I have changed the underrelaxation factor (from 0.001 up to 0.7) but nothing changes actually.I also added some artificial viscosity,but the main characteristics of the results remain the same. Nevermind,thank you once again and when I have something new,I will let you know.

George, under-relaxation does sometimes have 'golden numbers', especially when waves seem to be involved. Try a small range around 0.495-0.55 I have found that this sometimes does the trick where abolutely no other value will work.

diaw...

What I have figured is that when the wall temperature is higher than the temperature of the air in the duct, then there is some air movement away from the walls , and when the wall temperature is lower than thos of the air, then the opposite happens.
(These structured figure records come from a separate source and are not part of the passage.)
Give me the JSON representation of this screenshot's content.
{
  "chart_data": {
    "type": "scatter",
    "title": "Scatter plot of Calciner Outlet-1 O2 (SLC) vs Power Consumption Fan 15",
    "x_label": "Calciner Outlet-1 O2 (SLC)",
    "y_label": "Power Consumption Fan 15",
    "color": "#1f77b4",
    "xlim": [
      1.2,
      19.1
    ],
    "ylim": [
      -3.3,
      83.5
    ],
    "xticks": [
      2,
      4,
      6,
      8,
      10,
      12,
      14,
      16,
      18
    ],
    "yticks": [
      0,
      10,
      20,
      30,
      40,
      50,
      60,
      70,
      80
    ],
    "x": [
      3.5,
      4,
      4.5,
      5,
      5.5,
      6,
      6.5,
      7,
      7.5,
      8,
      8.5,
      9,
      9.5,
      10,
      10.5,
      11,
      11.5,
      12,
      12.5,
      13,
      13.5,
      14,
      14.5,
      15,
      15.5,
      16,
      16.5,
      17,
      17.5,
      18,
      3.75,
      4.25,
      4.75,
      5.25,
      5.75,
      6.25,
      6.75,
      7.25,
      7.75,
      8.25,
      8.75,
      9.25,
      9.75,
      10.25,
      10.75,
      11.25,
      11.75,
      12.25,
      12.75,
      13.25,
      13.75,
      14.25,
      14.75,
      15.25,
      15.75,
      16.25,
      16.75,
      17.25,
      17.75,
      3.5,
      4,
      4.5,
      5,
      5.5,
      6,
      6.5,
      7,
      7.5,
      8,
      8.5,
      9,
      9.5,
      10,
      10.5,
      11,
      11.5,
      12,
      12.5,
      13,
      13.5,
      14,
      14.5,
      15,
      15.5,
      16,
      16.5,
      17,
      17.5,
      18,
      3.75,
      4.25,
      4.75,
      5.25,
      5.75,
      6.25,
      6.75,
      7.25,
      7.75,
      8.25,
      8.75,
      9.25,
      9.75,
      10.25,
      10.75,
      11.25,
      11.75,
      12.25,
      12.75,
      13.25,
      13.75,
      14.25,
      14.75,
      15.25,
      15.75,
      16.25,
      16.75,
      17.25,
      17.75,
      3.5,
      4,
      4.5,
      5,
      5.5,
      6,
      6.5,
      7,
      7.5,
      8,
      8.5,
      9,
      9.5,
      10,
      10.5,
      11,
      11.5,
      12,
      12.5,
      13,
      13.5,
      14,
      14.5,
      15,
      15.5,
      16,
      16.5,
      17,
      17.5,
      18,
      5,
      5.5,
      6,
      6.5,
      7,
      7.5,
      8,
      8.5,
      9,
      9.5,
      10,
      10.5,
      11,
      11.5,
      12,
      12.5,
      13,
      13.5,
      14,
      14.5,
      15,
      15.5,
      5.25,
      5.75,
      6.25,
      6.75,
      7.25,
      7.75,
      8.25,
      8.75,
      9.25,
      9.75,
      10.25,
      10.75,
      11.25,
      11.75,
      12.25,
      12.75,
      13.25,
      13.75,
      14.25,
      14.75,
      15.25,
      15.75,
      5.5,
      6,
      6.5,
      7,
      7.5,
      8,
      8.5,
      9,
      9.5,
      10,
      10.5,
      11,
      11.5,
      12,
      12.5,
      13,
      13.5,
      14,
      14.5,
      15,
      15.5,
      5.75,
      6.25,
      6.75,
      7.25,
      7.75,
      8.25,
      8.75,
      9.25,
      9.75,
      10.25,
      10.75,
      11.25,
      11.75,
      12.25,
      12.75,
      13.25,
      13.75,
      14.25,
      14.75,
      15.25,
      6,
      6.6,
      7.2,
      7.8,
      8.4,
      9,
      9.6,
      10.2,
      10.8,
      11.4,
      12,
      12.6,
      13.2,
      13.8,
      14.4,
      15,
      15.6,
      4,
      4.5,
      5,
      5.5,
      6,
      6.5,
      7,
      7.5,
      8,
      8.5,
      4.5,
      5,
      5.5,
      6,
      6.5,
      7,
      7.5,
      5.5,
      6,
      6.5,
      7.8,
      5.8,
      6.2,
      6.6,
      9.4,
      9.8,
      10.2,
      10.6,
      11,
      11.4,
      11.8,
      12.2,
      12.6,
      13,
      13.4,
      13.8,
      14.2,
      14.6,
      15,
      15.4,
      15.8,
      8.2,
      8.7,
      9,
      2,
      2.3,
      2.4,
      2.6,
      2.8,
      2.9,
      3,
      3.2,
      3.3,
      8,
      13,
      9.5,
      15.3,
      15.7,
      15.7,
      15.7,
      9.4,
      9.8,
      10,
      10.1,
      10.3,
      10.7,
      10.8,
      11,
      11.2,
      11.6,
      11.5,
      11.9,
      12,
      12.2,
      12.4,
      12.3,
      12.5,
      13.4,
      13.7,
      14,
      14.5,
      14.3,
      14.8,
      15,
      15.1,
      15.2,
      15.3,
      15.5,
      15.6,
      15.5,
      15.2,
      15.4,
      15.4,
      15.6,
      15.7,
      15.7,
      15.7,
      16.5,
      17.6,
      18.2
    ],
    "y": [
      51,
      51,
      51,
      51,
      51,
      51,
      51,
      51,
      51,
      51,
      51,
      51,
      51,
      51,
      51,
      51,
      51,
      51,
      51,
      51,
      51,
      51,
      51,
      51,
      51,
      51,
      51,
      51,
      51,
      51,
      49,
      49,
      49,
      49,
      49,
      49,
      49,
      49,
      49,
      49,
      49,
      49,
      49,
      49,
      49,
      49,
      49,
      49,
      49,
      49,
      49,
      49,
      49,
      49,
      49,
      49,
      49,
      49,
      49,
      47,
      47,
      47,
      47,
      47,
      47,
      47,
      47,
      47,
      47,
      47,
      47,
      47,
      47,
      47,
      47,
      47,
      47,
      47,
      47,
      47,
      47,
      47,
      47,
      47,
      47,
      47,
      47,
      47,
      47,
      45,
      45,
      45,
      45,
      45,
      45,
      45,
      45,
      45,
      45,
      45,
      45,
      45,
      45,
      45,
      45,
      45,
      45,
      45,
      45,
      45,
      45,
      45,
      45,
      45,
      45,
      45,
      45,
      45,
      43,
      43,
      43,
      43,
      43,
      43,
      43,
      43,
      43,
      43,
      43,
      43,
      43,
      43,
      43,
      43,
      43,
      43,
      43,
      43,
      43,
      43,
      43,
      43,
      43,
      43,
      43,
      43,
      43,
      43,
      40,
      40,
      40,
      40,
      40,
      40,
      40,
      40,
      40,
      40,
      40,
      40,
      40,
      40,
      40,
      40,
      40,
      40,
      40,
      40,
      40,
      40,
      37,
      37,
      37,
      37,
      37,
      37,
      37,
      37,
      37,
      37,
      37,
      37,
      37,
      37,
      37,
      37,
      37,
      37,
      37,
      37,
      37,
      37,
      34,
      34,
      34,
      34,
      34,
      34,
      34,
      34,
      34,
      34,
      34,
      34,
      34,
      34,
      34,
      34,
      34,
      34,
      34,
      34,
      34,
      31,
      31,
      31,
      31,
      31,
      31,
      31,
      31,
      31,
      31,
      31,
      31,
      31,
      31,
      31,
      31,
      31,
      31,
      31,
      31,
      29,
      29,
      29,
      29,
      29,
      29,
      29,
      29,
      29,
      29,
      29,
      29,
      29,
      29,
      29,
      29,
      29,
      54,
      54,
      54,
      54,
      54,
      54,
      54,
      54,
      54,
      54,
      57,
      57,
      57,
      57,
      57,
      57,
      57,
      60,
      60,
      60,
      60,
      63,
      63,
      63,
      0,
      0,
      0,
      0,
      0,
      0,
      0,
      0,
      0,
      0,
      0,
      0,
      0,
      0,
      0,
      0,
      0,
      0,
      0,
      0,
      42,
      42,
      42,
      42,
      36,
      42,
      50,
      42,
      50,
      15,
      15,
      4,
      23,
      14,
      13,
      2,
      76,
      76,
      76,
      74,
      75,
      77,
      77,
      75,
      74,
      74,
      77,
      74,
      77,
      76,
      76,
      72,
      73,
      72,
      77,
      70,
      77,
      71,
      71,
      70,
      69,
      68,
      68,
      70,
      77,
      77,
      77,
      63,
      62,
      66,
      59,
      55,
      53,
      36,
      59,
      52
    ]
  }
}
But this movement is much more intensive than that of the air coming into the domain.I checked the boundary conditions of the temperature equation and they are OK,but something must not be going right,because when for example the temperature of the air at t=0 sec is 300K and the air coming inside has the same T and the walls have Tw=400K,in most of the cells the temperature is about 295K....The time step is very small (dt=0.0002 sec), but this is not normal.